Masyarakat di istana Majapahit, dengan kode-kode melalui penanda pada aksesori, gaya rambut, dan busana yang mereka kenakan, sayangnya tidak mendapat padan pembanding dari kekayaan temuan keramik di Trowulan, bekas ibu kota, kecuali untuk sosok perempuan bangsawan. Pengamatan lebih lanjut terhadap pilar, gapura, rumah, tirai, dinding, dupa, porselen, tanaman, anting, dan lain-lain, dapat berfungsi untuk mengungkap jarak antara mitos dan representasi terakota historis dari objek yang sama.

                                 Soedarmadji Collection/AD 0044 – Rijksmuseum-4195/18

Perempuan istana di singgasana dan yang bermahkota 

Rijksmuseum Leiden – 4195/9

    Dua puteri istana.

  1. Konflik Mereka, Konflik yang Lain 

Orang bijak di istana dihadirkan sebagai orang yang tidak adil, dan konflik antarbangsawan Majapahit, dilihat dari tata cara berpakaian, merupakan konflik antar umat Śaiva Siddhanta.

  1. Para Bangsawan Majapahit 

Kebekuan panel-panel mengingatkan kepada relief di candi-candi.
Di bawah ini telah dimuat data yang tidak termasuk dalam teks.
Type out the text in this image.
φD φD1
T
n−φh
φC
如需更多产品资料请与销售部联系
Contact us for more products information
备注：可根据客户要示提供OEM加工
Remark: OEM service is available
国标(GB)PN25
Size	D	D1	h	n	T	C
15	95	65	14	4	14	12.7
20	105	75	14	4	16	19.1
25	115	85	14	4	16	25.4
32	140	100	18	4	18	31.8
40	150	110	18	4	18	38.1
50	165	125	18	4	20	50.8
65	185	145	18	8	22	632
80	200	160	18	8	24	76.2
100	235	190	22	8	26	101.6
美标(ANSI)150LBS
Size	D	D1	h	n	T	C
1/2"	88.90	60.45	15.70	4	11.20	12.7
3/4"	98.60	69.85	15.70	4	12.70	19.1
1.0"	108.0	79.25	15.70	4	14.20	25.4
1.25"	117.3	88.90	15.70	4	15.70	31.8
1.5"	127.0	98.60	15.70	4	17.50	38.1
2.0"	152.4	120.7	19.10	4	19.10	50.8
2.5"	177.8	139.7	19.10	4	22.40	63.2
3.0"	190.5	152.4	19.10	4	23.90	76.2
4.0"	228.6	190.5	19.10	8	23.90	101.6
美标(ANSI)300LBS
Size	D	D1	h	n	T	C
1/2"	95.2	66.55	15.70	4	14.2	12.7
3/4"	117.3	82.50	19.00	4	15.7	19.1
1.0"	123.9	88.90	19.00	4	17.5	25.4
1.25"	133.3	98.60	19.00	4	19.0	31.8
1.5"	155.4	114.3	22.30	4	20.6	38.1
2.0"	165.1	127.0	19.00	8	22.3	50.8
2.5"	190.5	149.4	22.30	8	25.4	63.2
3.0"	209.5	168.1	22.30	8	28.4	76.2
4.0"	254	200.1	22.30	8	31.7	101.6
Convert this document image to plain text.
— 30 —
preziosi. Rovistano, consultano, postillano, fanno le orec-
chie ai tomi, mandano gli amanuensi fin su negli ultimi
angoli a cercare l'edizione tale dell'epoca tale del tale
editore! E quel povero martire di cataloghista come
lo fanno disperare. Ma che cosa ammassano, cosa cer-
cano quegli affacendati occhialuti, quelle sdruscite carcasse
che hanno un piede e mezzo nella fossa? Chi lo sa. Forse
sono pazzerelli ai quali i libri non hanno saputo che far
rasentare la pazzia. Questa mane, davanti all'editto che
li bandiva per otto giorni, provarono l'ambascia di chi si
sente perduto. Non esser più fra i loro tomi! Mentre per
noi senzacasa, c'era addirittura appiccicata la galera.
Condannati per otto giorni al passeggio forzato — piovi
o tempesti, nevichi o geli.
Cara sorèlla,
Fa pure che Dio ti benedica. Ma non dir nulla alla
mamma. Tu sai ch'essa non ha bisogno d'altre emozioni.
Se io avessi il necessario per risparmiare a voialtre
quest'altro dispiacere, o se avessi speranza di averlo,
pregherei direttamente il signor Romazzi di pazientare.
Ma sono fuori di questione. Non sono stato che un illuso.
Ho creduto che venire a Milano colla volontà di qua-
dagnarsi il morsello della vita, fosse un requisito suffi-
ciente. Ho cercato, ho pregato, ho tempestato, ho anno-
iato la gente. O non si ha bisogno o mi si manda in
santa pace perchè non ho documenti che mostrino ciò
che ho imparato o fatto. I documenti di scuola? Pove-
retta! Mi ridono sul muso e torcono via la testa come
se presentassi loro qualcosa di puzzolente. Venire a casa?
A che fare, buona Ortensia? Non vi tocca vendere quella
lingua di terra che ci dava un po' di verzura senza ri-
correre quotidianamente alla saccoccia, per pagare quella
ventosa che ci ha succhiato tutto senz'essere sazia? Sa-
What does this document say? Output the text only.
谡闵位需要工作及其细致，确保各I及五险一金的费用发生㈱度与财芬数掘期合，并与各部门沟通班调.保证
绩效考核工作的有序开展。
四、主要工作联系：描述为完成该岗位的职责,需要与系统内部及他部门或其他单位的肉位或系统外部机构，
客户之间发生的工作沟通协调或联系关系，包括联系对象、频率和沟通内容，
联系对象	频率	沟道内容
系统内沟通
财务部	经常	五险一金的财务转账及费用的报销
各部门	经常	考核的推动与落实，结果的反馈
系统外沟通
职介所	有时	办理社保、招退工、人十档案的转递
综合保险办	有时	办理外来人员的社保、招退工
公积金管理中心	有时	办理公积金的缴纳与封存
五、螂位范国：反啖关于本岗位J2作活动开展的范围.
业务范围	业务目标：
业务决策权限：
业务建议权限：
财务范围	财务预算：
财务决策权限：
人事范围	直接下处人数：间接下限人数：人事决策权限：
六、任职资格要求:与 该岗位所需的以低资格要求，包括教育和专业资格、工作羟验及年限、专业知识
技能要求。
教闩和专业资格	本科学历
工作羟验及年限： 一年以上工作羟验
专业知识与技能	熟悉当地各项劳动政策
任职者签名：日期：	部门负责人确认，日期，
Naratif dengan sabar menuturkan latar belakang sejarah yang akan membawa relevansi peran Malik Ibrahim—jika ia meninggal pada tahun 1419, hal ini terjadi sebelum kematian Bhre Wirabumi, dan Wikramawardhana menjadi raja pada tahun 1389. 

Bandingkan bangunan-bangunan tersebut dengan temuan terakota, tampaknya tidak akan setinggi itu—tetapi orang bijak tua itu tampak cukup mirip.

Princessehof Museum Leeuwarden-27 GMP 1981/88 – Soedarmadji/AD 0063 – Museum Nasional Jakarta / 8653

 Sejumlah besar pertapa tercatat oleh Tome Pirés dari Portugis pada abad ke-16; orang yang religius; pendeta dengan topi.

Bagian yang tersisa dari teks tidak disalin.